Manhã sacudida. Papéis desaparecem no fogo. Brutal incêndio. Chamas abertas. Dormi na angústia, e acordei sem ânimo. Tudo se transforma em outra vez, outra vez, mais uma vez. É por um minuto. Todo o entusiasmo, ou vontade, disposição, tudo por um minuto. A referência documentada no talher de prata, no quadro óleo de Iberê Camargo, no retrato aquarela de Carmélio Cruz, nos livros e nas porcelanas, nos cristais, por um minuto… Depois do fogo não há identidade. Pela garganta o medo, no peito a urgência. Estou desfeita! Há que se ter ordem, energia para recomeçar. Embalei sonhos. Cada por do sol, cada amanhecer. A lembrança volta para a Rua Vitor Hugo… É o tempo preguiçoso, cor de rosa, e envolto em beleza. Olhar, olhar, olhar e escutar. Abrir os braços devagar como se o casulo fosse uma caixa de música, e a borboleta não tivesse pressa nenhuma de voar. Nenhuma… Escancarar. Abrir a janela. Gesto ensaiado por toda uma tarde. Se escurecer estou na sombra dos jacarandás esperando… A grama se confunde com os canteiros de begônias. Música, vozes, mesas redondas e meia luz de abajures. O fogo das lareiras, ou a leveza das cortinas sob o carpete. Quando voltar o sol no alpendre vermelho, estarei comendo laranjas e bergamotas porque é inverno… É muito rápido. É muito rápido esta droga de viver. Idiota, estúpido. Por que escrever?

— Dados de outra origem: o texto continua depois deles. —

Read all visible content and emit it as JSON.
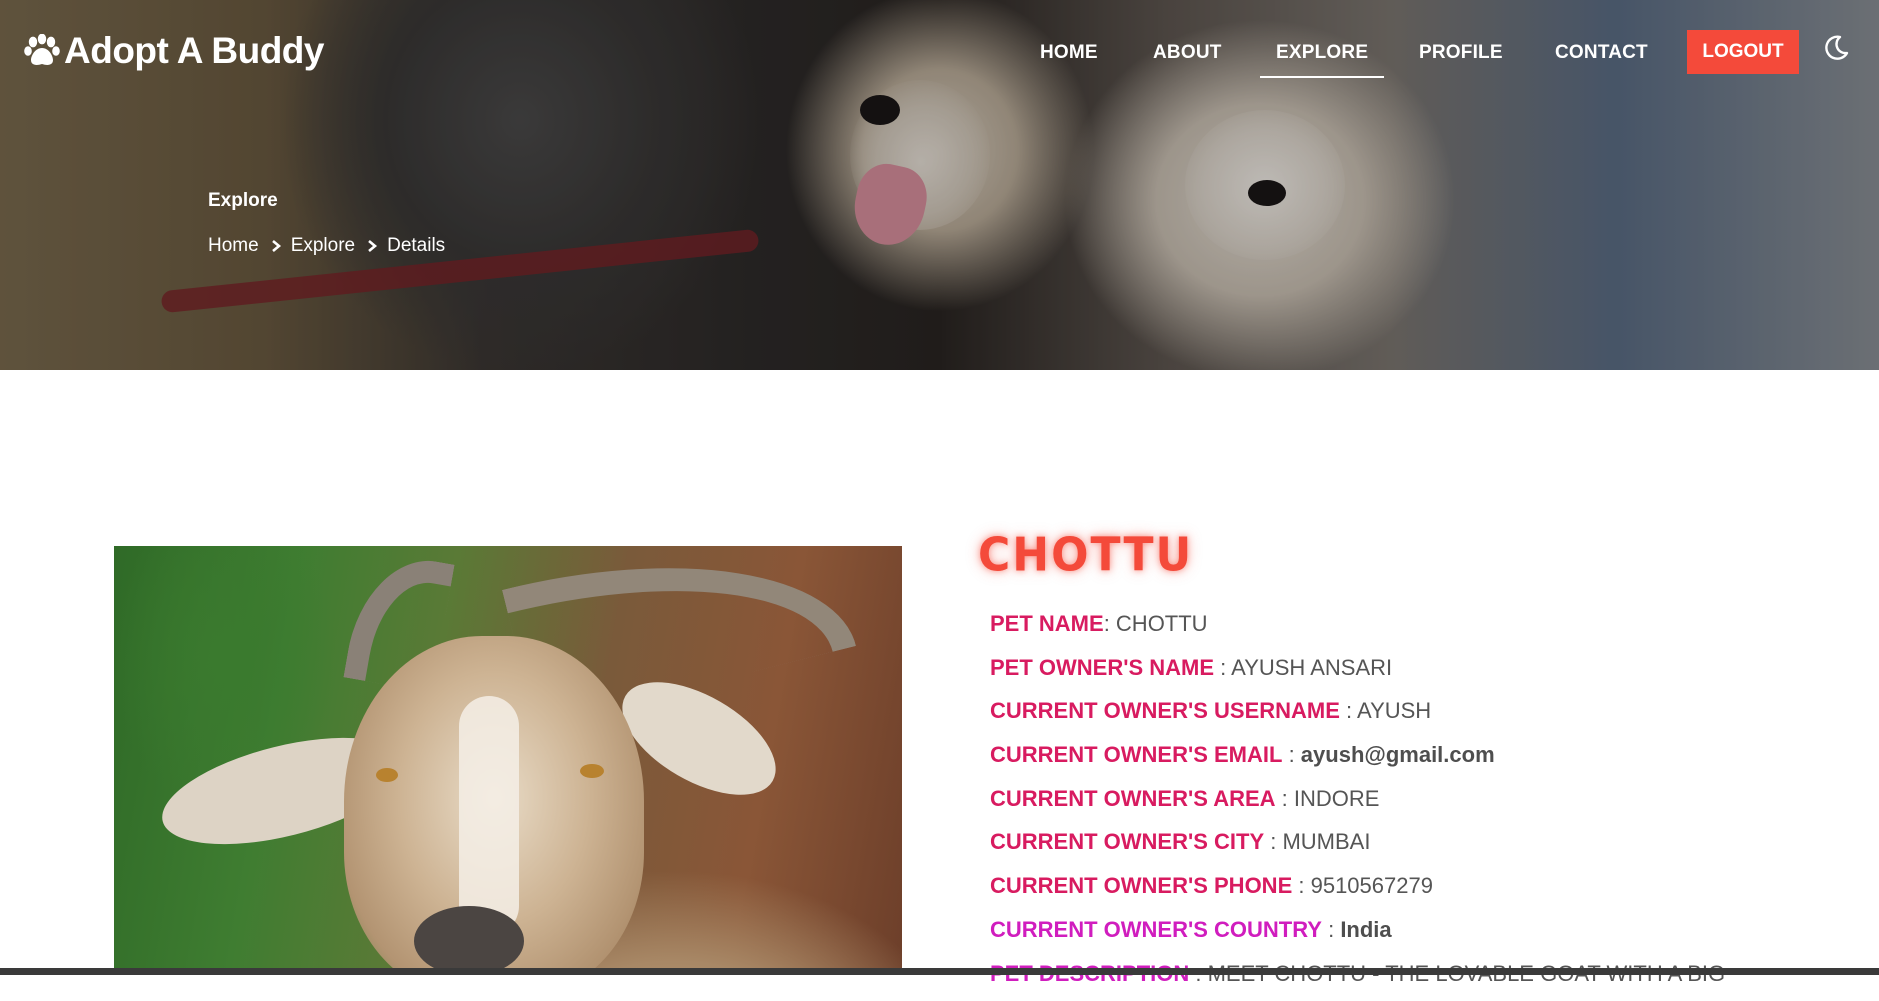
{
  "brand": {
    "name": "Adopt A Buddy"
  },
  "nav": {
    "items": [
      {
        "label": "HOME"
      },
      {
        "label": "ABOUT"
      },
      {
        "label": "EXPLORE",
        "active": true
      },
      {
        "label": "PROFILE"
      },
      {
        "label": "CONTACT"
      }
    ],
    "logout_label": "LOGOUT",
    "theme_toggle_icon": "moon-icon"
  },
  "hero": {
    "title": "Explore",
    "breadcrumb": [
      "Home",
      "Explore",
      "Details"
    ]
  },
  "pet": {
    "heading": "CHOTTU",
    "details": [
      {
        "label": "PET NAME",
        "sep": ": ",
        "value": "CHOTTU"
      },
      {
        "label": "PET OWNER'S NAME",
        "sep": " : ",
        "value": "AYUSH ANSARI"
      },
      {
        "label": "CURRENT OWNER'S USERNAME",
        "sep": " : ",
        "value": "AYUSH"
      },
      {
        "label": "CURRENT OWNER'S EMAIL",
        "sep": " : ",
        "value": "ayush@gmail.com"
      },
      {
        "label": "CURRENT OWNER'S AREA",
        "sep": " : ",
        "value": "INDORE"
      },
      {
        "label": "CURRENT OWNER'S CITY",
        "sep": " : ",
        "value": "MUMBAI"
      },
      {
        "label": "CURRENT OWNER'S PHONE",
        "sep": " : ",
        "value": "9510567279"
      },
      {
        "label": "CURRENT OWNER'S COUNTRY",
        "sep": " : ",
        "value": "India"
      },
      {
        "label": "PET DESCRIPTION",
        "sep": " : ",
        "value": "MEET CHOTTU - THE LOVABLE GOAT WITH A BIG"
      }
    ]
  },
  "colors": {
    "accent": "#f44a3a",
    "label": "#d81b60",
    "label_alt": "#d01dbe",
    "value": "#555555"
  }
}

“– Para entretenimento… – murmurava ele com um sorriso desdenhoso. Ah! Tu precisas te entreter… Para isso escreves; isto é, trabalhas. Mas, meu caro,’ entreter’ significa passar tempo. Ora o tempo passa acelerado em demasia; não necessita de impulsos. Os homens deviam procurar ‘ entreter’ o tempo, e não entreter-se a si….Eu é isso que faço…Penso no passado, revivo os dias que passaram…Assim levanto uma barreira entre o presente e o futuro. O futuro é porém um ótimo saltador… salta todas as barreiras, vai se tornado o presente e eu pouco resultado alcanço… Escreves para não te aborreceres…Ah! Como seria feliz se conseguisse me aborrecer!…”(p.266 Mário de Sá Carneiro/ Obra Completa Prosa/ Princípio. Editora Nova Aguilar.
Escrever sem saber o rumo a tomar. Vou abrir um livro, qualquer outro livro… Sem motivo. Pode ser tudo mesmo sem motivo?